Milling: The Final Pre-Export Step

Once dried to the target moisture level, the coffee undergoes dry milling (also called hulling), in which the parchment layer — and, for naturals, the dried fruit skin — is mechanically removed. The silverskin largely remains on the bean until it detaches as chaff during roasting. After hulling, the green beans are sorted by density, size, and color, graded, and bagged for export. [S1] summarizes the sequence: "the beans are stripped of their remaining dry skin and fruit residue. Once they are cleaned, sorted, and graded, they are suitable for distribution."

Processing in the Global Supply Chain

Processing decisions are shaped by geography, climate, water availability, infrastructure, and market positioning. Wet processing requires "specific equipment and substantial quantities of water" ([S1]), making it less accessible in arid or infrastructure-poor regions. Natural processing requires reliable dry heat and careful management to avoid defects.
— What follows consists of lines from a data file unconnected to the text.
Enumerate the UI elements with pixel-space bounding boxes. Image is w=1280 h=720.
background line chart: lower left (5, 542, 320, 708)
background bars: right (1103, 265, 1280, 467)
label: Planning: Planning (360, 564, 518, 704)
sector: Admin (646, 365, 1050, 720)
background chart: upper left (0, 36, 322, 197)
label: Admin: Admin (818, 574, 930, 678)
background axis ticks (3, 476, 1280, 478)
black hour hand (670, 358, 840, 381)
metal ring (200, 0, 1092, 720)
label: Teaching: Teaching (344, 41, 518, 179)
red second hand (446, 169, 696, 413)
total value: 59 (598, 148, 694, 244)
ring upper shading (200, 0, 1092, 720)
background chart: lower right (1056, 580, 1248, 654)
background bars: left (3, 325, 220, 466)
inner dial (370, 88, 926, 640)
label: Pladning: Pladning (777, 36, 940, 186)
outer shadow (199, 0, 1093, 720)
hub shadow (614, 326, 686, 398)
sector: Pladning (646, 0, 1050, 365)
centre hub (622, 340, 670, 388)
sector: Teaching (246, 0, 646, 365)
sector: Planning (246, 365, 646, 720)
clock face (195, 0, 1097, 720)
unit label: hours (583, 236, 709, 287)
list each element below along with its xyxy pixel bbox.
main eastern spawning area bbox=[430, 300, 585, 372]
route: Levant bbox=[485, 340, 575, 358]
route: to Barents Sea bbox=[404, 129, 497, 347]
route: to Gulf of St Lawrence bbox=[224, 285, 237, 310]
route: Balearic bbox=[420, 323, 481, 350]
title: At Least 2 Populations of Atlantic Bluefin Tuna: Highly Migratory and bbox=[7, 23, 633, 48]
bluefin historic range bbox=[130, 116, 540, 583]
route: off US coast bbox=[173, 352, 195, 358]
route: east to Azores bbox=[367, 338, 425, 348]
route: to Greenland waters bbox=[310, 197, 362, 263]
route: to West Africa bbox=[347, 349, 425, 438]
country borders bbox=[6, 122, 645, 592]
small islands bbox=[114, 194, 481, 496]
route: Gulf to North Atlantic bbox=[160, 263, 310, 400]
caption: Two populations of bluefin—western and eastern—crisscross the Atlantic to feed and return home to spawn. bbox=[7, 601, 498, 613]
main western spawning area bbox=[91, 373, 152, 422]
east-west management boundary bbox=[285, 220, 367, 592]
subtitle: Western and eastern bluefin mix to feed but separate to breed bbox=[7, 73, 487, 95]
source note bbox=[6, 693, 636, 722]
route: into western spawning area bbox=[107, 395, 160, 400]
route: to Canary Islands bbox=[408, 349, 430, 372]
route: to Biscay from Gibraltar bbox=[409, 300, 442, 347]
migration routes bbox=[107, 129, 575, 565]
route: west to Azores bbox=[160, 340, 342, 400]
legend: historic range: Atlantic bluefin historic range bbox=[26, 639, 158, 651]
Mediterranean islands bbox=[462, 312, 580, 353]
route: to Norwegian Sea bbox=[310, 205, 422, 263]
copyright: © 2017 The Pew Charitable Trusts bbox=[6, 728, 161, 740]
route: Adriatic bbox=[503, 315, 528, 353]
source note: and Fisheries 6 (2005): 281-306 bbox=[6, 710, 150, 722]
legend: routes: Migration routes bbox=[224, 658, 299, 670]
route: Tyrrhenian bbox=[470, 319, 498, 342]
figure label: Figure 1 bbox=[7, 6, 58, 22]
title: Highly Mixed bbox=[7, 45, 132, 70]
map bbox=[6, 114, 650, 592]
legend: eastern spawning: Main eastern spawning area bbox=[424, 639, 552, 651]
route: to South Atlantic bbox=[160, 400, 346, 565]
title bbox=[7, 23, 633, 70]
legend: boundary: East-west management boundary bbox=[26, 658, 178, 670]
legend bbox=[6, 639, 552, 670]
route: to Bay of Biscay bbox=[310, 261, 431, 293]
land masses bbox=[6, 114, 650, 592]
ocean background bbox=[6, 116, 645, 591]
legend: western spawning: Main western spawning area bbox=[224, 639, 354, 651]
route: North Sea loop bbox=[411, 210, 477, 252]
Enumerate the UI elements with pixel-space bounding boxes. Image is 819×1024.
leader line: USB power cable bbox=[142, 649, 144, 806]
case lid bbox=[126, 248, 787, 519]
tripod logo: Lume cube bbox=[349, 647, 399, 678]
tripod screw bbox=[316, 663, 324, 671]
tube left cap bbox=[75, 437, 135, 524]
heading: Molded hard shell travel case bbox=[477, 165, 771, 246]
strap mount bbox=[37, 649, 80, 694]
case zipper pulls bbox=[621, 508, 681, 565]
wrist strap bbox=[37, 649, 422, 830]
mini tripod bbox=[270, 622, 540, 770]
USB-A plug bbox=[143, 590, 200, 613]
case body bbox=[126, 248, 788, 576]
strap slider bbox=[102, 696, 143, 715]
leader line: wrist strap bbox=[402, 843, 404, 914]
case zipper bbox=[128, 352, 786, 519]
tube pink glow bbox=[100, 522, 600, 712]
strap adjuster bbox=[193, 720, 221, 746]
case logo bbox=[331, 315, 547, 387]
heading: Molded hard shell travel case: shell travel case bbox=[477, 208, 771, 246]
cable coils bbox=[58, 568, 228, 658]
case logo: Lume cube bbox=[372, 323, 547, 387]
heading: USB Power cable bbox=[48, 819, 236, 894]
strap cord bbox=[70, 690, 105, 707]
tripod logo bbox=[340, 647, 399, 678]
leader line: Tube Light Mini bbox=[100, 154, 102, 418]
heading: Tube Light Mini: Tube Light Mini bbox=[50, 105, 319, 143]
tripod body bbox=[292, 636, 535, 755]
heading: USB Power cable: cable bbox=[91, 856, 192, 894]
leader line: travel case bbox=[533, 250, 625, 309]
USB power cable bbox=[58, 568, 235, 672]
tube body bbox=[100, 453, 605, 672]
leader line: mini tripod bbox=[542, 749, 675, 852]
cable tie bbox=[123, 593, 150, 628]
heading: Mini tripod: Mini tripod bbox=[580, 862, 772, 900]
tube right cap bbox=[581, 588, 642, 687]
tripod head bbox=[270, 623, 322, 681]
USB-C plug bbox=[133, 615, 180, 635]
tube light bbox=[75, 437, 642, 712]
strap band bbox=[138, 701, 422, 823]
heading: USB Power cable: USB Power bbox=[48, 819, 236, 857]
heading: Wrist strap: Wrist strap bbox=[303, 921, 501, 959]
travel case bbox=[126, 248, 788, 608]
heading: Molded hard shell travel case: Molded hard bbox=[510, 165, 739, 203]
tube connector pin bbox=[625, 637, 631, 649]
Honey processing demands precision at the depulping stage and vigilant drying management.

Coffee production supports an estimated 12.5 million households globally ([S1]), the majority in developing countries, and processing choices directly affect both the economic return and the environmental footprint of those operations. Wastewater from wet processing carries a high organic load and requires responsible management to protect local waterways — an increasingly prominent sustainability concern in producing regions.